はしかの記憶

 今どき、こんな話題を取り上げるのは、時代錯誤もはだはだしいと思われるかもしれません。興味のない人は、もちろん読んでもらわなくてもいいと思って書いてみました。『はしか』というのは、現在インターネット上の説明では、麻疹(ましん)ウィルスによる急性熱性発疹性感染症だそうです。私は、小学校2年生の頃に感染発症して直りましたが、こんなものものしい名前が付いている病気だとは知りませんでした。

 当時の東京の学校では、4月から6月くらいに大流行して、多くの子供たちが『はしか』にかかってしまいました。けれども、周りの大人たちは、慌てるどころか皆けろっとしていて、「子供のうちにかかっておけば、免疫ができて、たとえ大人になってかかっても重症にならないんだよ。」と私たち子供に言って聞かせていました。彼ら自身、子供の頃に『はしか』を経験していて、子供からうつされることはなかったのです。そんな大人の言うことを聞いていたので、『はしか』にかかって、急に高熱が出ても、腕や頬にブツブツができても、体がだるくなっても、それほど心配になったり、怖くなったりしませんでした。

 私は、乳幼児の頃に日本脳炎ジフテリアのワクチンを接種したことがありますが、当時はまだ『はしか』のワクチンが一般的に接種されていなかったと思われます。当時の『はしか』のワクチン接種は後遺症が残るということで、一般に普及していなかったのだそうです。したがって、『はしか』が一回流行すると、大流行して子供たちはほとんどみんな『はしか』にかかってしまいました。

 当時私が通っていた小学校は、東京都の下町の、さらに下町(足立区)の公立小学校でしたが、新学期が始まって間もない頃に、まず5、6人の欠席がありました。そのうち欠席者が少しずつ増えて、10数人の空席ができました。2,3週間ほどすると、最初に欠席したうちの2,3人のクラスメートが教室に戻ってきました。私は、かれらの誰とも親しくなく、少し離れて彼らを見ていました。彼らは、『はしか』から快復したと言われていましたが、病み上がりで頬にまだブツブツが残っていました。それを見て「大丈夫かな?」と私は神経質にも思っていたのですが、間もなく私も『はしか』に感染発症して学校を1カ月近く休むこととなりました。

 当時私の東京の実家は、『はしか』に感染発症する可能性のある子どもは、私と、幼稚園の妹と、2歳の弟でした。結果的には、私→妹→弟の順で、時間差で一人ずつ発症しました。家事をしていた母にとっては、一人ずつの発症だったので、それほど負担はかからなかったようです。
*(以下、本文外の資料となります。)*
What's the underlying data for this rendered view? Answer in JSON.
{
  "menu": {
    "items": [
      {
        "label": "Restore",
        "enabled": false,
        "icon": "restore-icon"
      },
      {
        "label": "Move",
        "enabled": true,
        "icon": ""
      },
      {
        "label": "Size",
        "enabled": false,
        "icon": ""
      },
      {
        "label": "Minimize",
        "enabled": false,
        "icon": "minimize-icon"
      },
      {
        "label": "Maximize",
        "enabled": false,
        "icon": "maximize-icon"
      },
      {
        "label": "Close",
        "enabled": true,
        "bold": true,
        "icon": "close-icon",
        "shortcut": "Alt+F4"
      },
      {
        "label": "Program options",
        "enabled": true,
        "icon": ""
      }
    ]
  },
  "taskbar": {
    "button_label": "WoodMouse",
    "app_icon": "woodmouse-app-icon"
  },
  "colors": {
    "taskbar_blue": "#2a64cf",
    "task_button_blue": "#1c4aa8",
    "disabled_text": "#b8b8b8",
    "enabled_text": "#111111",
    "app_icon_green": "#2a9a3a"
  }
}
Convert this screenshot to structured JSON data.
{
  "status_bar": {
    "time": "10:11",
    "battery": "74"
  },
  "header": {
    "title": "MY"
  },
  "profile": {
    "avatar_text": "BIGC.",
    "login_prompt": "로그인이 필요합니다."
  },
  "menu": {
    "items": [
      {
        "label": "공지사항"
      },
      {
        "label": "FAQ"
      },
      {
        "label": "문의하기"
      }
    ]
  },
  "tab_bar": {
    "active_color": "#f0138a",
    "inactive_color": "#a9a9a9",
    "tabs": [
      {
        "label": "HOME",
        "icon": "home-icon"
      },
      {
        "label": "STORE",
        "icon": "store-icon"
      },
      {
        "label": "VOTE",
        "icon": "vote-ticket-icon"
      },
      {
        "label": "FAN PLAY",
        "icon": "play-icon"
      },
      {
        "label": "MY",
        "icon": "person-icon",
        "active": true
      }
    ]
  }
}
 空き部屋があったので、そこに布団を敷いて寝かされました。体にブツブツが出て、熱が38度から39度近くまでありました。それで体がだるかったので、「寝て安静にしていなさい。」という母の言葉に素直に従って、2、3週間何もしないで寝ていたと思います。窓から光は射すものの、テレビも何もなく、天井の木目ばかり見て、布団の中で大人しくしていたら、あっという間に2、3週間が過ぎてしまいました。私の母が三度の食事を お盆で運んでくる以外、家族の誰とも接触しませんでした。

 それから間もなくして、幼稚園に通っていた妹が隣の部屋で『はしか』にかかって安静にしているのがわかりました。その頃、学校からもクラスメートが二人くらい来て、宿題のプリントと給食の食パンとジャムとマーガリンを持って来てくれました。おそらく、お見舞いと病状をうかがいに来たのだと思います。しかも彼らは、近所の友人ではなく、『はしか』が終わって回復したクラスメートでした。おそらく、クラスの担任の先生の指示で、宿題と、給食の一部を持ってきたのだと思います。それから二週間くらい、ゆっくりと体が回復してきて、熱も次第に下がってきました。体のブツブツも、きれいになくなりました。学校を休んで、四週間半くらいで、教室に無事に復帰することができました。

 私の記憶では、高熱は出たものの、自宅の一人部屋で絶対安静にして十分に睡眠と食事をとらされたために、大事に至らなかったのだと思います。体に抵抗力が付いて、免疫ができるまで四週間以上もかかりました。が、大人になっても、一度も『はしか』にかかっていません。よく大人の『はしか』は重篤化すると言われていますが、子供の頃に感染発症後に十分気をつけることは、『はしか』に関しても重要と言えます。

 私の学校や学年やクラスで、結局みんな『はしか』から快復したという記憶から、私は先日、母に「あの頃の『はしか』は、ちゃんと安静にしていたので大したことなかったね。」と話したら、意外なことを母から聞かされました。「実はね、あの頃(の日本で)、『はしか』の流行で命を落とした子供も何人かいたんだよ。」と母から教えられました。私は、そういう不幸な死亡リスクを少しも考えていなかったので、そんな私自身を恥ずかしく思いました。